Selbstbildnis der Vorarlberger

Dann startet der Abend mit “Die Verunsicherung”. Thomas Arzt wählt das Heute und als Ort das Restaurant Kaiserstüberl. Wirtin und Gäste sind aufgebracht und irritiert von Vermessungsarbeiten im Land. Wer hat dazu den Auftrag gegeben und wofür diese “illegale Großbaustelle”? Die Entwicklung entspricht dem Selbstbildnis der Vorarlberger: Wachsam für Veränderungen und bereit, Kritik an Bund und EU zu üben. Aktuelle Ereignisse wie die Abschiebung einer gut integrierten Sulzberger Flüchtlingsfamilie und der darauffolgende Eklat mit Bundeskanzler Sebastian Kurz werden angeschnitten. “Alle 100 Jahre wird der Widerstand geweckt”, bringt Arzt die Ereignisse in Zusammenhang mit dem Mai 1919 und lässt die Figuren ihren politischen Appell an die aktuelle Regierung formulieren: “Bis hierher und keinen Schritt weiter!”. Die Sprache des Textes ist klar und kraftvoll. Die Verunsicherung der Figuren wird sprachlich betont, indem Wörter weggelassen werden.

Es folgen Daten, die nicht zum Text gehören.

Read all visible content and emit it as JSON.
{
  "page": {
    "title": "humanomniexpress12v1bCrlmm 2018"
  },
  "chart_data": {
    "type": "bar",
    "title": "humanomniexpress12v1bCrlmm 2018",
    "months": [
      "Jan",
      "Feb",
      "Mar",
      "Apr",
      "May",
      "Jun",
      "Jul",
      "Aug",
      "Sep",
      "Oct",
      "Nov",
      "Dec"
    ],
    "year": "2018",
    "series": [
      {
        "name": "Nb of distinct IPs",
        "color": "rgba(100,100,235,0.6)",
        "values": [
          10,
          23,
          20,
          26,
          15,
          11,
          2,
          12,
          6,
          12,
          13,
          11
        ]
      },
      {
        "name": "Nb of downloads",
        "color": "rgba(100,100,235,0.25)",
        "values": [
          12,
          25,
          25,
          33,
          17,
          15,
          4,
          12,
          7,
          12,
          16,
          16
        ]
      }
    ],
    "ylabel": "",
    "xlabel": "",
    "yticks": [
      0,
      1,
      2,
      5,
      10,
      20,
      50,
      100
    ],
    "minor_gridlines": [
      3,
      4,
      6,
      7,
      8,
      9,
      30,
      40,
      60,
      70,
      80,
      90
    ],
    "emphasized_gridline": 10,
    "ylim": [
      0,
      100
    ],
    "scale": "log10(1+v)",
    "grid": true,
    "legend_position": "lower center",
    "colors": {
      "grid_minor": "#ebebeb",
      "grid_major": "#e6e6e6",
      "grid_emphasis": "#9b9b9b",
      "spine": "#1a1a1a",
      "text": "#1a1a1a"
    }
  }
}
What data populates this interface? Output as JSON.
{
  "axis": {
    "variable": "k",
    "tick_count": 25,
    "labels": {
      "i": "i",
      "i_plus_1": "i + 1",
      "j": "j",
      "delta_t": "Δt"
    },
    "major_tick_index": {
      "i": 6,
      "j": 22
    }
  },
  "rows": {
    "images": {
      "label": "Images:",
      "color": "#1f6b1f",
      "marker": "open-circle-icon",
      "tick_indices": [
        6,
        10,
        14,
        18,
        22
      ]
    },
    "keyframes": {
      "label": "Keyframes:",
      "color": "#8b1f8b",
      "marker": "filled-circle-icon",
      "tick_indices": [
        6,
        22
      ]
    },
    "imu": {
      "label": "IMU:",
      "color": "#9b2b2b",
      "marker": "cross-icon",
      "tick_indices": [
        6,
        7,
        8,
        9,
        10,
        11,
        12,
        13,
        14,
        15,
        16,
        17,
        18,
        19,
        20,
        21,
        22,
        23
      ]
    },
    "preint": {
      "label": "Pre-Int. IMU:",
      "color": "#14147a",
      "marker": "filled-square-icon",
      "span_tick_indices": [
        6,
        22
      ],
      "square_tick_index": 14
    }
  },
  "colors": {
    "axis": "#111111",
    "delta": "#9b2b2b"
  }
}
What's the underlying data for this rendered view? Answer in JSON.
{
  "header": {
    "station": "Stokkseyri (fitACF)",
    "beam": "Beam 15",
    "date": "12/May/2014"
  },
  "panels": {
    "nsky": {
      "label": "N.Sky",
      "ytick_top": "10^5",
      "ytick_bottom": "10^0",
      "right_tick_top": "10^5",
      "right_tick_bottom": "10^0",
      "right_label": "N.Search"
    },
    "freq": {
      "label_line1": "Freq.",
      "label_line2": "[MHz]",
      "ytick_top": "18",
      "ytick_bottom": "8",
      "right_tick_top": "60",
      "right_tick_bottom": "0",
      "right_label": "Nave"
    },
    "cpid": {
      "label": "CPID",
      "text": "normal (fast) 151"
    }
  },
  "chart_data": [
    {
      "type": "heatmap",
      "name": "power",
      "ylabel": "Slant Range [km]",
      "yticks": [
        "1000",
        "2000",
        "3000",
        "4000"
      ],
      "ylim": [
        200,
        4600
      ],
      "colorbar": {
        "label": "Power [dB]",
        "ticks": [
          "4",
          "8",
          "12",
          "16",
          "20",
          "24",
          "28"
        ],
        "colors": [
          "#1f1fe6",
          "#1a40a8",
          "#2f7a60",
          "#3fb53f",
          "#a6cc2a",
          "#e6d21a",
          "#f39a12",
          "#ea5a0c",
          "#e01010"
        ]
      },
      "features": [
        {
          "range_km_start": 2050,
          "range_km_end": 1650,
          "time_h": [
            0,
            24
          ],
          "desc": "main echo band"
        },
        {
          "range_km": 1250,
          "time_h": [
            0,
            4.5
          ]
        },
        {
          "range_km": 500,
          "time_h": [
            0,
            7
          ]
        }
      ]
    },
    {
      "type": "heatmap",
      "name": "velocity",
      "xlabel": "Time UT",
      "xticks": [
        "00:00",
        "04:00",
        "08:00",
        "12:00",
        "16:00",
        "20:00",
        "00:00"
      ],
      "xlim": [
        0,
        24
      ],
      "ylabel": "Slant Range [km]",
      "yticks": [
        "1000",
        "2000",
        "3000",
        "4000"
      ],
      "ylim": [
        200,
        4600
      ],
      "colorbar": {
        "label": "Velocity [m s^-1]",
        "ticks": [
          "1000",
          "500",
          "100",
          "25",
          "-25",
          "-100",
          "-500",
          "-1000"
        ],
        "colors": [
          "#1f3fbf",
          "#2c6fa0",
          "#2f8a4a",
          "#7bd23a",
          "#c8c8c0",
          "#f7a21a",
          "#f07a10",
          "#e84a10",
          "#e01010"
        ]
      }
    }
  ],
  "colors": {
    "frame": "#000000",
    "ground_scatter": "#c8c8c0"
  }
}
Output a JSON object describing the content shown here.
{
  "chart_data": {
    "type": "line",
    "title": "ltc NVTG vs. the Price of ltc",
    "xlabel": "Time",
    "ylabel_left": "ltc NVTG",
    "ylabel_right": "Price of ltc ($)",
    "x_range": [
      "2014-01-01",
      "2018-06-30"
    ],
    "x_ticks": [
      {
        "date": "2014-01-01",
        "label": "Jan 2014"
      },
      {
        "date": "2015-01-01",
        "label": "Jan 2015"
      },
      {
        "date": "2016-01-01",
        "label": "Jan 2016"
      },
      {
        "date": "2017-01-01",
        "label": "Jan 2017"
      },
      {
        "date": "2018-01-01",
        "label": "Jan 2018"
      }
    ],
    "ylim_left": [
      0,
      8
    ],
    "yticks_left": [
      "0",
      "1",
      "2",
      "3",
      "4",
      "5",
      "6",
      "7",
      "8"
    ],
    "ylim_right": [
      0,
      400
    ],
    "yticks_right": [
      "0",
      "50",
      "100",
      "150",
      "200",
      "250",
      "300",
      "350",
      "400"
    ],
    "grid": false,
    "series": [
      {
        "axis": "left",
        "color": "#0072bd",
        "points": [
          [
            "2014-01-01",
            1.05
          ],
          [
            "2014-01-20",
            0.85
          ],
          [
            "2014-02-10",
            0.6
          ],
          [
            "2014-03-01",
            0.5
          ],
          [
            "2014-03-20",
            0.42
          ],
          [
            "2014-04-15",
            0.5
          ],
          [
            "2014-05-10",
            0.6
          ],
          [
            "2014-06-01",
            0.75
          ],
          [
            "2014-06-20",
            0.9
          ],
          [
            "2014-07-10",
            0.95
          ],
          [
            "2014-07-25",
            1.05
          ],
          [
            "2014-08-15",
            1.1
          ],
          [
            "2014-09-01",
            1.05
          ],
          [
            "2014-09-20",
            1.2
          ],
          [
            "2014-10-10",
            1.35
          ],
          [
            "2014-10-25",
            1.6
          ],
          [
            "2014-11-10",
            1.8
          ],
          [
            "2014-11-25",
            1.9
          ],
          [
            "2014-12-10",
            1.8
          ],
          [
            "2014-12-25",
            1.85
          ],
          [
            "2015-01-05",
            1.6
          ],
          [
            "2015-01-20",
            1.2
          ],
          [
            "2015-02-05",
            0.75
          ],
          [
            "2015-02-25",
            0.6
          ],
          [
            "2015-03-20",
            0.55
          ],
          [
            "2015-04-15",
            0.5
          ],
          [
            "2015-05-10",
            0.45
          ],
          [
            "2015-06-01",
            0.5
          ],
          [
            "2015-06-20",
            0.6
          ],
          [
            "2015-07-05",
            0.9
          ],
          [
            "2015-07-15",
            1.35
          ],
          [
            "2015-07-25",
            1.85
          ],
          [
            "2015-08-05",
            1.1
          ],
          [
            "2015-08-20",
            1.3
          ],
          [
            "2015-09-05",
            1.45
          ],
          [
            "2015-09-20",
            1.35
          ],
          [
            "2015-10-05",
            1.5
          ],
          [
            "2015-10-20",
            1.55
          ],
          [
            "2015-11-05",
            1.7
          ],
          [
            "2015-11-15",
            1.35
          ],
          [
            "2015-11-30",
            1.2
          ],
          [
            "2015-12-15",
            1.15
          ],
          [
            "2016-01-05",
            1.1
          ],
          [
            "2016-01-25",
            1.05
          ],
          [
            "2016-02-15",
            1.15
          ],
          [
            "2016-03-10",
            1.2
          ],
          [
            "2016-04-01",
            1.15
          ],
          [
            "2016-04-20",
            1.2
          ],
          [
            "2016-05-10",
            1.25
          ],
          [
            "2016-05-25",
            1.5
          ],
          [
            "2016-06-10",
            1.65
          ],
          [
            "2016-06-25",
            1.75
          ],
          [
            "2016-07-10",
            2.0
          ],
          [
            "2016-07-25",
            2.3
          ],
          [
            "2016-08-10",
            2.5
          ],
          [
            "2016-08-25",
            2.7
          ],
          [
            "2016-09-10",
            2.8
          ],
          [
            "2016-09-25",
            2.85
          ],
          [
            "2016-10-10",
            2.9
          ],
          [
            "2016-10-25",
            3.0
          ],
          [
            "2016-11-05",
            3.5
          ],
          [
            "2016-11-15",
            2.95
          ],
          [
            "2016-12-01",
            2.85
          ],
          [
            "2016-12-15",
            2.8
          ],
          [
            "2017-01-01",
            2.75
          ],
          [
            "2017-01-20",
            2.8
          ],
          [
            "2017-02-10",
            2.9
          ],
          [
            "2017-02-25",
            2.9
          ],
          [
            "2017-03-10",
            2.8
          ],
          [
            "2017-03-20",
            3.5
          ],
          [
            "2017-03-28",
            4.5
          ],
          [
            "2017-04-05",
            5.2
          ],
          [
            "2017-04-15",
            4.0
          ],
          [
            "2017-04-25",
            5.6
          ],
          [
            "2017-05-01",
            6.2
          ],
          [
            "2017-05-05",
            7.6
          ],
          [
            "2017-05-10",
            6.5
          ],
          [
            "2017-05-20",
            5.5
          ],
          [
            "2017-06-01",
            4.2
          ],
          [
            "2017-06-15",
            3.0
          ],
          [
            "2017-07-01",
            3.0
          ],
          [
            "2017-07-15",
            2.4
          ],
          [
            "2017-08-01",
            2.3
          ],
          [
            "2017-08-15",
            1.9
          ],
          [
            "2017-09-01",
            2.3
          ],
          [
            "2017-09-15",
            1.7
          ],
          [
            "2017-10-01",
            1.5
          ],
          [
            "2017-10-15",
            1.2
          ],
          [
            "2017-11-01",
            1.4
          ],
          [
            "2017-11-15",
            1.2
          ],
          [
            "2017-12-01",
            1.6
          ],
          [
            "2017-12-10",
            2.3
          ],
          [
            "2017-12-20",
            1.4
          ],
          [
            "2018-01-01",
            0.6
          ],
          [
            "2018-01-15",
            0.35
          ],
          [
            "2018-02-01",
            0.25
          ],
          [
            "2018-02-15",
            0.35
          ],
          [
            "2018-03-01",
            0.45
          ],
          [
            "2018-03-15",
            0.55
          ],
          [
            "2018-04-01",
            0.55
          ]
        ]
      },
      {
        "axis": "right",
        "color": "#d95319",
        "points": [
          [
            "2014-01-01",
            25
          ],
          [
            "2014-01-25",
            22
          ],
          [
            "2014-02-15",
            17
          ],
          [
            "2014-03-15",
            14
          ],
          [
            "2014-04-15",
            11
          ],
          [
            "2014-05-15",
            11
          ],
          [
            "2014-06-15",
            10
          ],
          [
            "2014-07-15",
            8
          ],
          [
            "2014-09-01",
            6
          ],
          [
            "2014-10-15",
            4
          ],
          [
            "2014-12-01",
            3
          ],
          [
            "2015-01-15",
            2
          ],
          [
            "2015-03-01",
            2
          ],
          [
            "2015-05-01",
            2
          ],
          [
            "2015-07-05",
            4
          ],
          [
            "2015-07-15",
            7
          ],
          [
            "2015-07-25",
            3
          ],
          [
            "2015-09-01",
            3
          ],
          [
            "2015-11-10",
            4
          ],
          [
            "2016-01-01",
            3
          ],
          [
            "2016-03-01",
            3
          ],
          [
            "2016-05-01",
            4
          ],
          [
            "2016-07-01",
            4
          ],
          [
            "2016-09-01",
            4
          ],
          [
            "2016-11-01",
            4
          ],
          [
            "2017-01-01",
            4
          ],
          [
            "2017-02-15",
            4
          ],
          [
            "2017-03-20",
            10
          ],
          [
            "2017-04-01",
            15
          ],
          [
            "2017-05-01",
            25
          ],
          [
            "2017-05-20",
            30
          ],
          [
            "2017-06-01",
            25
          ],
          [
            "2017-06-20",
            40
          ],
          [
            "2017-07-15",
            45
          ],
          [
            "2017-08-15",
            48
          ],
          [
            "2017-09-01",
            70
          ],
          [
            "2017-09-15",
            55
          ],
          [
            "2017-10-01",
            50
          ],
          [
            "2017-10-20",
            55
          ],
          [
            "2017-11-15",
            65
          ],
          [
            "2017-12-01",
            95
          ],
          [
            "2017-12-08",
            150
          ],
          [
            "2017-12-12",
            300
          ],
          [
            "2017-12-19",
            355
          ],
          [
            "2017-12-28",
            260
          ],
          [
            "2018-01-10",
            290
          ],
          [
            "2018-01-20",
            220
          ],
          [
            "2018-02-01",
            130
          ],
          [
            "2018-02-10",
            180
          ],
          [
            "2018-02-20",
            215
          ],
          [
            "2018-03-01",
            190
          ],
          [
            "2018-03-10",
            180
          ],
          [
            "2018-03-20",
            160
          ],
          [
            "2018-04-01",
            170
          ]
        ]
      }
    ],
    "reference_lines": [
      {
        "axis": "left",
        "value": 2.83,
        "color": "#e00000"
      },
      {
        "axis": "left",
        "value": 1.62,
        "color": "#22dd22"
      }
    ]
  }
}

Vorarlberger als Fähnlein im Wind

Nach der Pause zeigt Gerhard Meister in “Lauter vernünftige Leute” die Vorarlberger als Fähnlein im Wind. In seiner Vorlage kommt Vorarlberg 1919 zur Schweiz, “wechselt” 1938 zu Deutschland und kehrt 1945 reumütig zur Schweiz zurück. Man habe immer das Vernünftigste getan, sind sich die Figuren einig. Das Stück endet 2019 mit dem 100-Jahr-Jubiläum der Zugehörigkeit zur Schweiz. Der Ausrutscher zwischen 1938 und 1945 wird übersehen, gekämpft wird im 21. Jahrhundert für Europa und die christlichen Werte.

Sämtliche Darsteller sind in beiden Stücken besetzt und kommen mit der Doppelbelastung bestens zurecht. Während es im ersten Stück noch klare Rollen-Zuordnungen gibt – Rahel Jankowski als resolute Wirtin, Bo-Phyllis Strube als sportliche, etwas gehetzte Landesrätin Marianne, Felix Defer als Stammgast Michel, David Kopp als genervten Gsiberger Andi, Luzian Hirzel als etwas steifer Vermesser, der keine Auskunft geben will, sowie Elke Maria Riedmann, die die demente Elisabeth, die nachts Parolen an Häuserwände sprüht, überaus feinfühlig darstellt – verschmilzt das Ensemble im zweiten Teil zu einer unbestimmten, anonymen Bevölkerungsmenge, die einfach nur vernünftig sein will.

Mit leichter Hand und Humor

Die Inszenierungen von Patricia Bencke überzeugt. Beide Werke sind mit leichter Hand, kritisch, aber doch auch mit Humor inszeniert. Das Bühnenbild von Carolin Mittler besteht aus einer Vielzahl nostalgischer Radios. Ein großer Apparat in der Mitte dient im ersten Teil als Ausschank im Restaurant Kaiserstüberl, im zweiten Teil als Wand mit einem Fenster – quasi das Tor zur Schweiz. Kleine Radios werden zu Sitzgelegenheiten umfunktioniert. Detail am Rande – am Ende des ersten Teils fährt im Hintergrund eine Seilbahn vorbei, während im Vordergrund das Ensemble inbrünstig das Lied “Sauber ist das Ländle” intoniert.

Während die österreichische Sicht auf Vorarlberg durch Thomas Arzt das Klischee des aufmüpfigen Vorarlbergers fast etwas zu gut bedient und manchmal ins Idyllische abgleitet, liefert die Vorlage des Schweizer Kollegen Gerhard Meister eine Fiktion, die zwar nicht eingetreten ist, aber durchaus warnen soll. Ein interessanter Theaterabend in Form und Inhalt, der vom Publikum mit sehr viele Applaus bedacht wurde.